Yeh v. Martel

Summarized by:

  • Court: 9th Circuit Court of Appeals Archives
  • Area(s) of Law: Habeas Corpus
  • Date Filed: 05-13-2014
  • Case #: 11-55625
  • Judge(s)/Court Below: Circuit Court Judge Farris for the Court; Circuit Judges Bright and Hurwitz
  • Full Text Opinion

Neither limited mental ability nor limited knowledge of the English language are per se extraordinary circumstances that entitle a petitioner to an equitable tolling of the limitations period on a petition for Habeas Corpus.

Yow Ming Yeh (“Yeh”) was convicted of battery for biting a corrections officer while incarcerated. The time to appeal this conviction was one year following. Yeh failed to appeal within this time frame. After trying to appeal outside of the one-year time frame without success, the Yeh filed a Writ of Habeas Corpus. The district court dismissed the petition because the one-year statute of limitations had run on the battery conviction.

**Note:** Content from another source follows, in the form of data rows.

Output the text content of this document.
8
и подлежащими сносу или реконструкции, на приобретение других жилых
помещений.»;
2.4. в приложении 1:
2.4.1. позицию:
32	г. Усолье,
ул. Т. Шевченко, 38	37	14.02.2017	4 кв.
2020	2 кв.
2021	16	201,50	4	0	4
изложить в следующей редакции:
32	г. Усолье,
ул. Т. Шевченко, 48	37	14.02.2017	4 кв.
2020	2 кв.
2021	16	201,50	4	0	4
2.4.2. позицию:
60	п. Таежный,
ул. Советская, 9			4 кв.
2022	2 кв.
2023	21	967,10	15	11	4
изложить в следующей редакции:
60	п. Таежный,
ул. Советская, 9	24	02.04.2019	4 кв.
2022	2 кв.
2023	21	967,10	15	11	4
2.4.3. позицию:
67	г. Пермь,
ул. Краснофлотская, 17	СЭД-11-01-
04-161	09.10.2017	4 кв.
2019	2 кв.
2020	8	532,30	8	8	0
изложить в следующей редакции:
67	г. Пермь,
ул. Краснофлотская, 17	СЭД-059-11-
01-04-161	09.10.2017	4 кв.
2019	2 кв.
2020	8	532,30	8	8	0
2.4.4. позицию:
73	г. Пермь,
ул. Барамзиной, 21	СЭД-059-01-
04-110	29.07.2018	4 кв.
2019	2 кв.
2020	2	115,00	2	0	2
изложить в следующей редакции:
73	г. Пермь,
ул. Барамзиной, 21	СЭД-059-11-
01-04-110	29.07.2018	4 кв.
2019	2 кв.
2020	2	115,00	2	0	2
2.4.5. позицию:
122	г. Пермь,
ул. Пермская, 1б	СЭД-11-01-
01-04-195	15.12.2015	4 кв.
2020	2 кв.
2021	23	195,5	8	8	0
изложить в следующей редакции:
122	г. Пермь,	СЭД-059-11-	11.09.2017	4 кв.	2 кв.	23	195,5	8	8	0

On appeal Yeh argued that because of his limited knowledge of English and his history of mental illness, he was entitled to an equitable tolling period. Equitable tolling is proper where there are extraordinary circumstances and the petitioner has pursued his or her rights diligently. The panel disagreed that Yeh’s lack of English fluency was an extraordinary circumstance. It must be impossible for a petitioner to access any legal materials because of their language barrier for it to be an extraordinary circumstance. That was not the case here. Second, the panel did not agree that a history of mental illness was sufficiently severe to be an extraordinary circumstance. For a mental illness to meet this standard it must be so pervasive that the petitioner is unable of comprehending the need for a timely filing. Finally, the panel concluded that petitioner was not diligent in his pursuit of appeal. For those reasons, the panel affirmed the district court’s denial of the Writ of Habeas Corpus and concluded that the petitioner was not entitled to equitable tolling. AFFIRMED.